A Manhattan judge has ordered the Civilian Complaint Review Board (CCRB) to release the number of substantiated disciplinary complaints filed against Daniel Pantaleo, the NYPD officer who put Eric Garner in a fatal chokehold just over a year ago in Staten Island.
The ruling, which addresses complaints made before the chokehold incident last July 17th, settles a lawsuit filed this February by the Legal Aid Society against the CCRB, after Legal Aid Attorney Cynthia Conti-Cook's December FOIL request for the records was denied.

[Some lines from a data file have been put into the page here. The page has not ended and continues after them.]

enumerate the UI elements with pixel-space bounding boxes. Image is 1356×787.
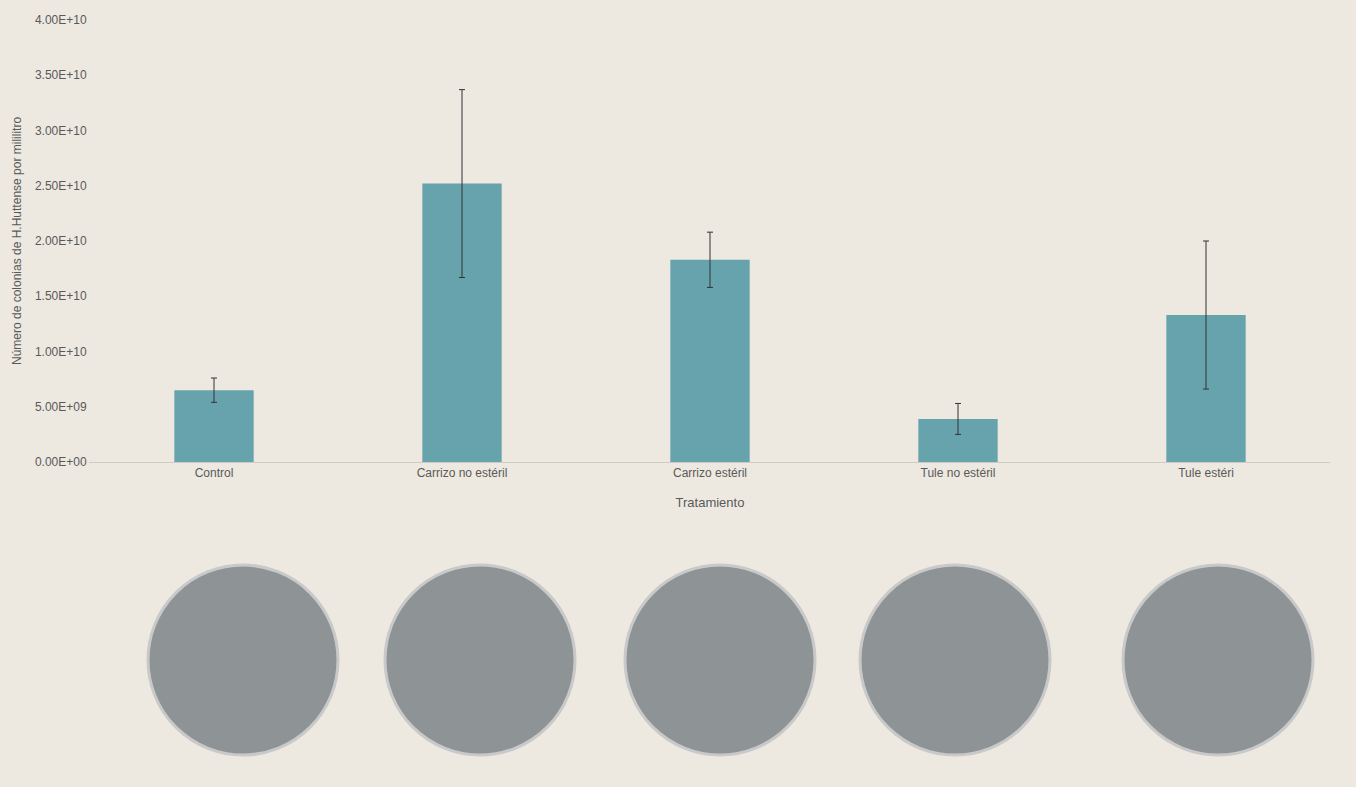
svg-text:1.50E+10: 1.50E+10 xyxy=(35,289,87,303)
svg-text:Tratamiento: Tratamiento xyxy=(676,495,745,510)
svg-text:2.50E+10: 2.50E+10 xyxy=(35,179,87,193)
svg-text:1.00E+10: 1.00E+10 xyxy=(35,345,87,359)
svg-text:Tule no estéril: Tule no estéril xyxy=(921,466,996,480)
svg-text:Número de colonias de H.Hutten: Número de colonias de H.Huttense por mil… xyxy=(10,117,24,365)
svg-text:Tule estéri: Tule estéri xyxy=(1178,466,1234,480)
svg-text:3.50E+10: 3.50E+10 xyxy=(35,68,87,82)
svg-text:3.00E+10: 3.00E+10 xyxy=(35,124,87,138)
svg-text:Control: Control xyxy=(195,466,234,480)
svg-text:Carrizo estéril: Carrizo estéril xyxy=(673,466,747,480)
svg-text:Carrizo no estéril: Carrizo no estéril xyxy=(417,466,508,480)
svg-text:2.00E+10: 2.00E+10 xyxy=(35,234,87,248)
svg-text:4.00E+10: 4.00E+10 xyxy=(35,13,87,27)
svg-text:5.00E+09: 5.00E+09 xyxy=(35,400,87,414)
svg-text:0.00E+00: 0.00E+00 xyxy=(35,455,87,469)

"If our government, through the Civilian Complaint Review Board and New York Police Department, has a record of substantiated misconduct by Officer Pantaleo that pre-dated Mr. Garner's death, the public has a right to know about it," said Legal Aid Attorney Tina Luongo, in a statement. "The ongoing debate about the effectiveness of our current systems of police accountability is happening largely in the dark due to the CCRB's strict policies against disclosing individual officer misconduct, even when it has been substantiated by their own investigation. Cleary, this needed to change."
The CCRB is an independent city agency that investigates complaints against NYPD officers pertaining to excessive force or abuse of power. The Board initially denied Legal Aid's FOIL request on the grounds that publicizing the records would subject Officer Pantaleo to threats and abuse. From the court documents:
It is absurd to suggest that, in the context of a high-profile wrongful death case, Pantaleo would not be subject to harassment or public humiliation based on the release of the Summary.
The CCRB also referred to a law that protects an officer's personnel records from disclosure without that officer's written consent.
Conti-Cook initially requested the number of complaints, both substantiated and not, brought against Pantaleo, plus any CCRB recommendations related to them. According to court records, the Legal Aid Society sought the information as part of a larger effort "to engage in a discussion with the NYPD to improve its investigative and disciplinary systems." However, she later scaled back her request, asking only for substantiated complaints and recommendations.
Manhattan Supreme Court Justice Alice Schlesinger ruled that the CCRB's refusal to release Pantaleo's files was unlawful on two counts. First, the CCRB failed to prove that complaints against Panatelo in fact qualified as "personnel records." Second, Schlesinger ruled that the release would not subject Pantaleo to further abuse, since a video of him administering the fatal chokehold has been so widely circulated.
In December, a Grand Jury voted not to indict Pantaleo in Garner's death. And in the year since the incident, the eight-year veteran of the NYPD has continued to work as an officer (on desk duty), enjoying the protection of a 24-hour security detail and an NYPD-installed home surveillance system. He has also been sued twice for civil rights violations.
A spokesperson for the Legal Aid Society confirmed said there is no set date for when the number of substantiated complaints, and the CCRB's accompanying recommendations, will be released. In the meantime, Pantaleo has expressed interest in getting off of desk duty, and back on the street.